Courtney, too, had disappeared and she’d one-upped the Sharps by moving to Denver. When it all went down with Gray’s barn and then her participation was leaked by (my guess) Norrie, she’d been in the throes of a nasty divorce to a guy the town actually liked. He got the town, she, when everyone found out what a true bitch she was, got the hell out of it.
It would seem that having “horse murderer” painted on their house and threatening notes left on their doorstep did the trick for Buddy and Cecily.
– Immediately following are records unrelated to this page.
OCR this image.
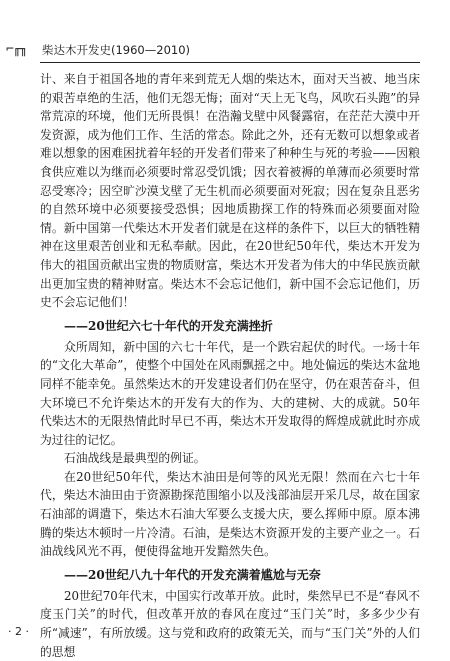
⌐╓╖	柴达木开发史(1960—2010)

计、来自于祖国各地的青年来到荒无人烟的柴达木，面对天当被、地当床的艰苦卓绝的生活，他们无怨无悔；面对“天上无飞鸟，风吹石头跑”的异常荒凉的环境，他们无所畏惧！在浩瀚戈壁中风餐露宿，在茫茫大漠中开发资源，成为他们工作、生活的常态。除此之外，还有无数可以想象或者难以想象的困难困扰着年轻的开发者们带来了种种生与死的考验——因粮食供应难以为继而必须要时常忍受饥饿；因衣着被褥的单薄而必须要时常忍受寒冷；因空旷沙漠戈壁了无生机而必须要面对死寂；因在复杂且恶劣的自然环境中必须要接受恐惧；因地质勘探工作的特殊而必须要面对险情。新中国第一代柴达木开发者们就是在这样的条件下，以巨大的牺牲精神在这里艰苦创业和无私奉献。因此，在20世纪50年代，柴达木开发为伟大的祖国贡献出宝贵的物质财富，柴达木开发者为伟大的中华民族贡献出更加宝贵的精神财富。柴达木不会忘记他们，新中国不会忘记他们，历史不会忘记他们！

——20世纪六七十年代的开发充满挫折

众所周知，新中国的六七十年代，是一个跌宕起伏的时代。一场十年的“文化大革命”，使整个中国处在风雨飘摇之中。地处偏远的柴达木盆地同样不能幸免。虽然柴达木的开发建设者们仍在坚守，仍在艰苦奋斗，但大环境已不允许柴达木的开发有大的作为、大的建树、大的成就。50年代柴达木的无限热情此时早已不再，柴达木开发取得的辉煌成就此时亦成为过往的记忆。

石油战线是最典型的例证。

在20世纪50年代，柴达木油田是何等的风光无限！然而在六七十年代，柴达木油田由于资源勘探范围缩小以及浅部油层开采几尽，故在国家石油部的调遣下，柴达木石油大军要么支援大庆，要么挥师中原。原本沸腾的柴达木顿时一片冷清。石油，是柴达木资源开发的主要产业之一。石油战线风光不再，便使得盆地开发黯然失色。

——20世纪八九十年代的开发充满着尴尬与无奈

20世纪70年代末，中国实行改革开放。此时，柴然早已不是“春风不度玉门关”的时代，但改革开放的春风在度过“玉门关”时，多多少少有所“减速”，有所放缓。这与党和政府的政策无关，而与“玉门关”外的人们的思想

· 2 ·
I was breathing easier but Gray was not. He’d had this since junior high and he didn’t believe Buddy was going to go down at all. This didn’t mean that, as the days passed into weeks then months, he didn’t sleep easier but he was on the alert. He didn’t mind me going to town or to visit Grandma Miriam at the home by myself but it was rare he left me at the house alone and, when he did, it was when whatever business he had didn’t take him long. If it was going to, he took me.
I didn’t mind.
If it gave him peace of mind, what did I care?
* * * * *
That meant, him being in town that day for awhile was surprising, especially seeing as it was my birthday.
But it did give me the opportunity to take my time getting all done up.
Even though Jenkins was fancy for Mustang, it was not Vegas fancy. Still, I had on one of my dresses that I used to wear at Lash’s club. It was red with a deep dip that exposed most of my back, short spaghetti straps that held it up near to the points of my shoulders and it was short and clingy. I was wearing Lash’s rubies and a pair of strappy, red, high-heeled sandals with rhinestones (also from Lash). I had a lot of hair, a lot of makeup and several sprays of my favorite, and most expensive, perfume.